Can I find a decent fork (meeting the expectations above) for under $100 used?
I dart three will be better than that manitou.
I'd look for something atleast in the dart 3 to the tora range from rockshox. If you do some good shopping you can score either for under, or close to 100. Other companies as well have other options, check around between Rockshox, Marzocchi, Manitou, and what ever else is out there.
09-09-09, 02:37 PM
I think you might be able find something here.
09-09-09, 09:18 PM
Rebel, the only reason I don't want to go with a Dart is because it'll make my bike 2lbs heavier! I would rather have a crappier fork that weighs less. I'm not good enough (of a rider) to really notice the difference between a good fork vs a bad fork.
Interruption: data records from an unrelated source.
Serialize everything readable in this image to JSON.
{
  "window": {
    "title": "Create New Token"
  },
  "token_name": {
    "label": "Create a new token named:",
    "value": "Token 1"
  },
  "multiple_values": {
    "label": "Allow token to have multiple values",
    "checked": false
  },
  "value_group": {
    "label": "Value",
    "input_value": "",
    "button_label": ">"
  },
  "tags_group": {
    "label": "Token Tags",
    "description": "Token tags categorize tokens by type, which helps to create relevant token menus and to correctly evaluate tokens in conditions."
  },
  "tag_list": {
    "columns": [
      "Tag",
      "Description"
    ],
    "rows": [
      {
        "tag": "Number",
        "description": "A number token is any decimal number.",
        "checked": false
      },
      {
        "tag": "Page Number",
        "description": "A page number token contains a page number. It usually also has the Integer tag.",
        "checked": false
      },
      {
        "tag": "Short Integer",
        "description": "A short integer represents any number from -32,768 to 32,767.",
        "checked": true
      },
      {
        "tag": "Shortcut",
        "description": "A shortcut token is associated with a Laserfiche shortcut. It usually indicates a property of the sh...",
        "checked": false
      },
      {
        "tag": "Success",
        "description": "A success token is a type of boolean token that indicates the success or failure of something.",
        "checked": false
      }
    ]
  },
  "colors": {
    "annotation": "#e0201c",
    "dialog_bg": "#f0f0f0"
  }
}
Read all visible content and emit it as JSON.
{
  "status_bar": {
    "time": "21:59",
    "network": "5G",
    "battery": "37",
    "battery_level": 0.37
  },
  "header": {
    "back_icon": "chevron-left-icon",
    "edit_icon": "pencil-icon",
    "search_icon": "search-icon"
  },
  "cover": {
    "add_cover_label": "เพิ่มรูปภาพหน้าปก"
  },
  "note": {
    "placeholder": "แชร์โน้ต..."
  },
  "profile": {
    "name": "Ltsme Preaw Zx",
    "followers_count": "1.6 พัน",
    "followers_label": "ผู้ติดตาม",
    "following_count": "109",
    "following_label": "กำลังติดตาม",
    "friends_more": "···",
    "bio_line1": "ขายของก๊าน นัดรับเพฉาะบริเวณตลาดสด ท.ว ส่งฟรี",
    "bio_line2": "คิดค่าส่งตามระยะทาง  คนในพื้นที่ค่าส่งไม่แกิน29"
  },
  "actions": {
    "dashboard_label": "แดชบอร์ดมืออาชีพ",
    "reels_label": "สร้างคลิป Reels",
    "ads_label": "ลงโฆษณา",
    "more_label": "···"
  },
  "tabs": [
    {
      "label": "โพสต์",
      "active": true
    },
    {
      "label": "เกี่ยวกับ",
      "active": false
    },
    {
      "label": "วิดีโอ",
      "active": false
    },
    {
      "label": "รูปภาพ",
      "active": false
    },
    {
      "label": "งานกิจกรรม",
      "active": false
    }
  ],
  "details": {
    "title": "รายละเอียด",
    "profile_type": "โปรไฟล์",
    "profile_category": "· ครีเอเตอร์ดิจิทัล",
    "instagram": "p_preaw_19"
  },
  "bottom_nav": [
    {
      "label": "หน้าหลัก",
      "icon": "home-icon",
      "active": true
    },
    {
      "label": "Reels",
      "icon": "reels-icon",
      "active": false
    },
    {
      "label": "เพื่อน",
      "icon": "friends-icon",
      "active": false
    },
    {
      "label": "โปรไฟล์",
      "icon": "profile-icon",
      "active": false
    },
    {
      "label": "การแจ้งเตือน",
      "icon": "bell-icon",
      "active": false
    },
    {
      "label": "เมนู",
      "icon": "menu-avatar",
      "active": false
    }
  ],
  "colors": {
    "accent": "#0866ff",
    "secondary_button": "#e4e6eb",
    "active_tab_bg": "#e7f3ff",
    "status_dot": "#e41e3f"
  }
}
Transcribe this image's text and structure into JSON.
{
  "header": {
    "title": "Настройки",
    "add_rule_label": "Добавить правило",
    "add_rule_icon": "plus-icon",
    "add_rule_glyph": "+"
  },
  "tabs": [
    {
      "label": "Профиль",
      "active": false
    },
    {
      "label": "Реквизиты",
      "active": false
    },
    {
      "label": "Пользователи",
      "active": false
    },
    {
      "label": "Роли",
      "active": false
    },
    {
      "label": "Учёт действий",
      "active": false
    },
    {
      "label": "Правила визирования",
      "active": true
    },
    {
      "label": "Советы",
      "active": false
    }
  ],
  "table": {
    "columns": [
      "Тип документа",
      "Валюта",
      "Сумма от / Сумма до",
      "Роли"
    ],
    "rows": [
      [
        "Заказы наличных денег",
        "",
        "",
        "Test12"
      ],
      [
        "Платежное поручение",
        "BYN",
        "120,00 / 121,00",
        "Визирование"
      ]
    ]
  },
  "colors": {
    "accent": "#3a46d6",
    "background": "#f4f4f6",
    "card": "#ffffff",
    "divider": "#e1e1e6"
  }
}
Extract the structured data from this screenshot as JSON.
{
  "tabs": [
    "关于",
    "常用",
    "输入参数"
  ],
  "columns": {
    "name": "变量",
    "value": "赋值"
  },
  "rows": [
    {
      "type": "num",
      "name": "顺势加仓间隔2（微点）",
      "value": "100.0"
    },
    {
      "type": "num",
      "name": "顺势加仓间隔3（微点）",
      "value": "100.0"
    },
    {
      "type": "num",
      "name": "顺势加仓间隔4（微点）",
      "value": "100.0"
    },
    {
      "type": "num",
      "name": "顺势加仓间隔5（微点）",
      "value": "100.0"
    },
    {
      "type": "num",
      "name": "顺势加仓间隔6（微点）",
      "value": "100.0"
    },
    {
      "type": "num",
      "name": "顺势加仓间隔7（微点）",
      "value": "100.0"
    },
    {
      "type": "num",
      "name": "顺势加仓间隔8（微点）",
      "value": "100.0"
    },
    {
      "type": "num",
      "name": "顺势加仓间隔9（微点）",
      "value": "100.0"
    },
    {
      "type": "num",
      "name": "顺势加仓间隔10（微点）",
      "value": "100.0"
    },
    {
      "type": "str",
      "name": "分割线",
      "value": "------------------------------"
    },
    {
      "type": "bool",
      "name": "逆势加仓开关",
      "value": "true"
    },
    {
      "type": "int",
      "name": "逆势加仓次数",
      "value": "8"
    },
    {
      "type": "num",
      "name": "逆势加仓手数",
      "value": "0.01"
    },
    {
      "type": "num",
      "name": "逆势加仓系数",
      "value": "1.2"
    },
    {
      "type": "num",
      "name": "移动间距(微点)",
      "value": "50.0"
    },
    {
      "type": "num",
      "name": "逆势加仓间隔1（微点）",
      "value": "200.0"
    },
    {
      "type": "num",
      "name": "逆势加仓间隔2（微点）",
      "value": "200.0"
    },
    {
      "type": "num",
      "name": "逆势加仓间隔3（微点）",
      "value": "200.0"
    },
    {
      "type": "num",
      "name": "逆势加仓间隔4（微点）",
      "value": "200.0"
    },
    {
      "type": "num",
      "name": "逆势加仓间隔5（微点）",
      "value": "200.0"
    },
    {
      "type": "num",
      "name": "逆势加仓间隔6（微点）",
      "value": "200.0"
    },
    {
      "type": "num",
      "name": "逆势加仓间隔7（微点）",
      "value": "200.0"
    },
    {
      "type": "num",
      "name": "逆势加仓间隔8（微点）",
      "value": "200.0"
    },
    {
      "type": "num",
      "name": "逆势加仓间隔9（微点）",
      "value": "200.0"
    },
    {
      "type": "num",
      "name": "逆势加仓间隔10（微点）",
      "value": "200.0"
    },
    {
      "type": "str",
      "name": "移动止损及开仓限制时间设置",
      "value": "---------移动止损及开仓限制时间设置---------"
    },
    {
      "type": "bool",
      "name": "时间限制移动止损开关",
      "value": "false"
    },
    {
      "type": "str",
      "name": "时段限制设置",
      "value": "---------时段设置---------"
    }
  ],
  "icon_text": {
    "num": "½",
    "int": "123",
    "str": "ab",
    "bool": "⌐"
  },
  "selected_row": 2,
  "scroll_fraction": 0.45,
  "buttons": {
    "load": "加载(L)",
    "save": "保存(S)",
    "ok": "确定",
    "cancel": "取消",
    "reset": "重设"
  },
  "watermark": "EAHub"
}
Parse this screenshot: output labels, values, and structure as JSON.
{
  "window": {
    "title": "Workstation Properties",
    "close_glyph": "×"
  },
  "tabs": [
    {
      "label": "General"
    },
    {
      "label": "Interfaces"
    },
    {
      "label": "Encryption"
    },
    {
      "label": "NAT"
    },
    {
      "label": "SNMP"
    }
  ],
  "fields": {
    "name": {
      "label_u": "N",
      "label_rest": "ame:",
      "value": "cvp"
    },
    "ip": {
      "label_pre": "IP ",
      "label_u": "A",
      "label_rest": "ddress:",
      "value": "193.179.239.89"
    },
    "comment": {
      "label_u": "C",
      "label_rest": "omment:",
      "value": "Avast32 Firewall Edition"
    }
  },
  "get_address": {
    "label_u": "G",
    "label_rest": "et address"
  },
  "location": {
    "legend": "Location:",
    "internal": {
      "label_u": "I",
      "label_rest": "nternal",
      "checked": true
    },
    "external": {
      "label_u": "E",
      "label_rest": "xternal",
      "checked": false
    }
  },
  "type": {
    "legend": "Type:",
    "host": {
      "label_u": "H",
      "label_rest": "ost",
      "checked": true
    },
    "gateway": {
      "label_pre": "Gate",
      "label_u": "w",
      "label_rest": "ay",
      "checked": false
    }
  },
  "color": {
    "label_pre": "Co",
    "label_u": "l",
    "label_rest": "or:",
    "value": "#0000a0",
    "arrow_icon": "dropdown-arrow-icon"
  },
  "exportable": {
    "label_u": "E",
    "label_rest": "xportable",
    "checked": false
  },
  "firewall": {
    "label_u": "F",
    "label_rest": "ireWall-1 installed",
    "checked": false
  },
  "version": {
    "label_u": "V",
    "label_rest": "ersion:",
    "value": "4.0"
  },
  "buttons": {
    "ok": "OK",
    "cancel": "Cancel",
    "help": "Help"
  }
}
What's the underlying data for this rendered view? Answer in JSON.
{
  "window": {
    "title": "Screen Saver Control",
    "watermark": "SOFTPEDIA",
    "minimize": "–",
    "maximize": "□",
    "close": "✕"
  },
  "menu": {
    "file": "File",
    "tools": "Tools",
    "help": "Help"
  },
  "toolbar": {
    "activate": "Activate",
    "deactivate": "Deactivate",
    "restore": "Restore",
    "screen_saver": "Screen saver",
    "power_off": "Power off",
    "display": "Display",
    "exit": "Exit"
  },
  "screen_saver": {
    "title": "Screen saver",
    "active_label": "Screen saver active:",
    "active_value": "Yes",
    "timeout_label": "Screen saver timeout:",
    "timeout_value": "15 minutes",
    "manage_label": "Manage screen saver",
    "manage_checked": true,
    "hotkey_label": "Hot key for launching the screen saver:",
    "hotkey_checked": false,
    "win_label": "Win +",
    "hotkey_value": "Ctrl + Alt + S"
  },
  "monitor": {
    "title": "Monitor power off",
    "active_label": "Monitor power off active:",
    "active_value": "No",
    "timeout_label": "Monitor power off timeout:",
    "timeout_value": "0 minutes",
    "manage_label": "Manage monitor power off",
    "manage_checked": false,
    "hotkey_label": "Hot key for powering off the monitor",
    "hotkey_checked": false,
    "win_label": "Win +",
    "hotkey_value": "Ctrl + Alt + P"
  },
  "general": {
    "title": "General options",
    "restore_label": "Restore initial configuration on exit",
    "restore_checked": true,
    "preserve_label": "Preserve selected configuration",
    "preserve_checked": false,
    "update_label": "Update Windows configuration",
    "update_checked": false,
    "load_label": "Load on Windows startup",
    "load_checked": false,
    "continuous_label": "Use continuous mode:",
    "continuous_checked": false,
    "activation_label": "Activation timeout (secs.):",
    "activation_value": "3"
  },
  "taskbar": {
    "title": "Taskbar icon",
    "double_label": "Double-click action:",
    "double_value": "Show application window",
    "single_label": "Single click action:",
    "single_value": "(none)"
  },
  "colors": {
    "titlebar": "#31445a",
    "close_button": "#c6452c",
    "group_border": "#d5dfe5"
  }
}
I'm pretty much a hack and I can easily tell the difference between my F100 and a cheap fork. Once you ride a good fork, you'll immediately see what the big deal is. And even if it's heavy...I've also ridden a DJ1 and it wasn't half bad. The spring was too heavy for me, so it wasn't ideal, but even with the wrong spring in there it STILL had a better feel than the cheap forks I've ridden.
You're trying to convince a roadie to add 2lbs to his bike, Zephyr...not gonna happen.
09-10-09, 10:11 AM
I probably would just invest in some new forks, your opening up a big can of worms if you start taking the forks apart if you dont know what your doing!
Older Manitous like that are pretty easy to disassemble, ddac. The key to opening one up is a 6mm? (I believe- - I'd have to check back in my haphazard pile of plans) stub of an allen wrench on about an 18"-long T-handle (easy to fabricate). Or see if you can borrow the one your LBS has. This T-wrench is what lets you hold the top of the inside rods so that you can loosen the bolts on the bottom of the sliders. Once those bolts are out the sliders with separate from the stanchions.
Then it's a matter, as Svr says, of disassembling and going over the damper cartridge o-rings and seals and replacing all of the culprit and suspect rubber.
I'll try to track down some disassembly instructions for you - - either of the Manitou or of a very similar-model RST (who did most of the contract-manufacturing for those Manitous). In some ways, yes, it may be time to think about a new fork; BUT - - this might be just the time to learn, as you say. You've got one that is fairly user-friendly to service yourself; a good opportunity to expand your knowledge base.
The RS Recon in solo air is pretty light at 4lbs. It has brake bosses and tabs and they can be had NIB from eBay for about $329. If that's too much dough, I would look for a used Fox F80.